Friday, April 1, 2011

Cardinal Zen lashes out at Vatican willingness to accommodate Beijing RSS Facebook April 01, 2011

Cardinal Joseph Zen has issued a bitter complaint against Church officials who seek to reach accommodation with the Chinese regime.
The retired Archbishop of Hong Kong argues that the Catholic bishops of China should be urged to resist pressure from Beijing, rather than encouraged to avoid confrontation.
Cardinal Zen—who has been the leading voice of Catholicism in opposition to China's efforts to control the Church—says that mixed signals from the Vatican are partly responsible for the fact that many bishops who profess loyalty to Rome participated in an illicit ordination of a government-backed bishop in November, and in the election of new leaders for the Catholic Patriotic Association: a group which Pope Benedict has denounced as divisive. The cardinal said that in the absence of clear guidance from Rome, many Chinese bishops are apt to follow commands from Beijing.
"Our bishops needed some supply of courage," Cardinal Zen says, referring to the hierarchy in China. "But instead they received much misplaced compassion, which pushed them deeper and deeper into the mire of slavish subjection."
Cardinal Zen's provocative statement is a direct criticism of Father Jeroom Heyndrickx, a Sinologist at the Catholic University of Louvain in Belgium and influential adviser to the Vatican. But his arguments clearly imply criticism of other senior officials at the Vatican, especially at the Congregation for Evangelization and the Secretariat of State.
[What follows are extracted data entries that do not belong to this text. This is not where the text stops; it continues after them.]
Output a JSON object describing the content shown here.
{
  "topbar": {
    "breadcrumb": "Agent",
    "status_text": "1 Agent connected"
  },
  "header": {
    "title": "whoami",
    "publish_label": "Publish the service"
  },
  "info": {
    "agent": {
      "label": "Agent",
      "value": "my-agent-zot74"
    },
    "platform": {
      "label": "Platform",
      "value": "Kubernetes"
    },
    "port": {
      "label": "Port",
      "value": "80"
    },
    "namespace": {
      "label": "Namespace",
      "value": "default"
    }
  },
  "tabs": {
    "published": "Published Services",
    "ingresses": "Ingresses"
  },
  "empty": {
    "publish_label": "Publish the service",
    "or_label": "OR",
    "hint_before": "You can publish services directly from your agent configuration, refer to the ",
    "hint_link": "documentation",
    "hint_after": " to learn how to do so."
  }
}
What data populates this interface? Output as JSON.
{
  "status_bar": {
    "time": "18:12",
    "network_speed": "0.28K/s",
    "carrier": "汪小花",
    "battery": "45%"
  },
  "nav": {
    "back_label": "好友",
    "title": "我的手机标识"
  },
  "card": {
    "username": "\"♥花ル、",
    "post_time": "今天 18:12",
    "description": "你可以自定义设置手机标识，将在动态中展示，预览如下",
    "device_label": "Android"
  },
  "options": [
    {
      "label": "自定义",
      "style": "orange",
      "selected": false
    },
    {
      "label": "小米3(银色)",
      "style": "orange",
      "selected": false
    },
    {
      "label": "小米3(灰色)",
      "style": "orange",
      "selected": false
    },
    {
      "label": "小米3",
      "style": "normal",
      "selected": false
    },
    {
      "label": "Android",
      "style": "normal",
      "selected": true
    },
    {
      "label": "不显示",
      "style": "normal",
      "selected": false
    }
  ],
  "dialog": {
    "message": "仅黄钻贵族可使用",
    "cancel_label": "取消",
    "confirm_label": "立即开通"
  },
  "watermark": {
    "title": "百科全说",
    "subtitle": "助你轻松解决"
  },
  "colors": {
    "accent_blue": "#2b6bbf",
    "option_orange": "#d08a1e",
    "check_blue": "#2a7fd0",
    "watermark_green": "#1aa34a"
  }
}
He rejects the hope that clever Vatican policies of "ostpolitik" will bring genuine religious freedom to China, and insists that a similar policy, aimed at accommodation with the Soviet Union, was rejected by Pope John Paul II. Cardinal Zen notes that the same Pope John Paul II refuses to postpone the canonization of Chinese martyrs, despite heavy pressure from Beijing.
"Dialogue and compromise are necessary, but there must be a bottom line," Cardinal Zen says. "We cannot renounce the principles of our faith and our basic ecclesiastical discipline, just to please the Beijing government."